As already adressed here, I noticed several issues with the “GPS for yaw” functionality in copter 4.1.0-beta1. I am using a double F9P setup which antennas have a distance of 70 cm.
I followed the configuration instructions given here: https://ardupilot.org/copter/docs/common-gps-for-yaw.html
First problem is, that it is currently a “fall-back only”. This means, you must have a successful heading reading from double-GPS before it can fall back to compass source. As an after-affect this means, the vehicle can not be armed indoors (e.g. for a motor test) without disabling pre-arm-checks or setting EK3_SRC1_YAW = 1.
As long as you do not have a good GPS signal on both F9P modules, you will see the message “PreArm: EKF attitude is bad” and it will prevent you from arming.
You can download a short dataflash log from such an indoor situation here: https://kopterkraft.com/downloads-static/89%2001.01.1980%2001-00-00.bin
Second problem(?) may be, that it propably seems to fall back to compass only when the GPS reception completely disappears (which I never tested), but not, when the yaw seems to be too inconsistent. When I was testing yesterday, it looked like GPS signal was interferenced by an onboard device (a single board computer) with a CPU frequency also in the 1.5 GHz range. As a result, GPS2 fix status quite often went down form “rtk fixed” to “rtk float” or even “3dgps” although the number of satellites received still was 28 and hdop was 0.5.

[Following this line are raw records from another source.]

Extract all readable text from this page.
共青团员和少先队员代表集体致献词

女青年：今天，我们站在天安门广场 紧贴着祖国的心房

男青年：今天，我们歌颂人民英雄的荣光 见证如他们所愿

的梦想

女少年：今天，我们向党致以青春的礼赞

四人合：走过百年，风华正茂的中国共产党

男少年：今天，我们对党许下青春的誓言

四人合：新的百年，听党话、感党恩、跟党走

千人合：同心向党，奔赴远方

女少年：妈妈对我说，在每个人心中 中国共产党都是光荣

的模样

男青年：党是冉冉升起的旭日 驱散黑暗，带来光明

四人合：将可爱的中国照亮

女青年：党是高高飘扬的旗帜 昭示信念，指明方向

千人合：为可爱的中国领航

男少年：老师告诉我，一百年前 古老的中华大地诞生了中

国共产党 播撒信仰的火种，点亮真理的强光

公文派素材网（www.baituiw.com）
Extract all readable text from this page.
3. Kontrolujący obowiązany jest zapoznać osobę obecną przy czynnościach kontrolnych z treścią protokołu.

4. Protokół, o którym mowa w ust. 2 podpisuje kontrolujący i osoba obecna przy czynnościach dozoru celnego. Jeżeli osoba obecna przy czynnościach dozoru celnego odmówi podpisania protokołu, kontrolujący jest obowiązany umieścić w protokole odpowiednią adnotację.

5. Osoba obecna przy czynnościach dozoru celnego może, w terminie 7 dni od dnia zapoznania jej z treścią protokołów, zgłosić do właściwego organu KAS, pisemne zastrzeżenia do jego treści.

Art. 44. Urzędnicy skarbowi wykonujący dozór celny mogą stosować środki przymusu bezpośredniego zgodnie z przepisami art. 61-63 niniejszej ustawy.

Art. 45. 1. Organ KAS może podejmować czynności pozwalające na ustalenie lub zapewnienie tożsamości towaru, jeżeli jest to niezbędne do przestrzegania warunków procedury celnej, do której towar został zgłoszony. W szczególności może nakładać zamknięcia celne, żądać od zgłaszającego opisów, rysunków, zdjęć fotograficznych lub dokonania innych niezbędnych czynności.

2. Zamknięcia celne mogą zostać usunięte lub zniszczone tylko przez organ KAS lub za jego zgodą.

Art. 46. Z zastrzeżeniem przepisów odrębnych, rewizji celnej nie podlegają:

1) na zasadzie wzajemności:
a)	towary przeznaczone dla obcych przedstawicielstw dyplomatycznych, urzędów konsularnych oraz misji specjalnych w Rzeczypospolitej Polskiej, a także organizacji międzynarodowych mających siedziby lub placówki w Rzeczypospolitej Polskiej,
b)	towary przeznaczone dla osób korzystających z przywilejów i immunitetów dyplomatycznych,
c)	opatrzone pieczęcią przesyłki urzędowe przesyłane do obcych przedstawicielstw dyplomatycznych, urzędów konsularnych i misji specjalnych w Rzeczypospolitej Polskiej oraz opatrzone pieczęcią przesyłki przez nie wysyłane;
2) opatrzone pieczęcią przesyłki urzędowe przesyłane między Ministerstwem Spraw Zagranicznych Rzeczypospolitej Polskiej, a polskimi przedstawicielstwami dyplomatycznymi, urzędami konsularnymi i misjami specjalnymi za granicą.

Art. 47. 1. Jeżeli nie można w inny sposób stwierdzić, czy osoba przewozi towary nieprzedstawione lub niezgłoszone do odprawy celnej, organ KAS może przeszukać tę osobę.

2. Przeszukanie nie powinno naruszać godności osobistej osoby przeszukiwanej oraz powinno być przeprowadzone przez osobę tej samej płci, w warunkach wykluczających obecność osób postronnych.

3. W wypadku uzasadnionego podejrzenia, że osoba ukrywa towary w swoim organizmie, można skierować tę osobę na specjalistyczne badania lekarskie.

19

In these situations, heading began to drift continously. Mission Planner issued warnings like “Yaw is inconsistent by xy degrees” where xy was something like 24, 52, 153 …
The question here is for me: What are the conditions that will trigger a fall-back from GPS based heading to compass based heading?
I understand, that it is difficult to decide, if the inconsistency between GPS heading and compass heading is caused by strong magnetic interference or by GPS errors. But when GPS2 only has status rtk float or 3dgps, the cause of the inconsistency is more likely the GPS quality.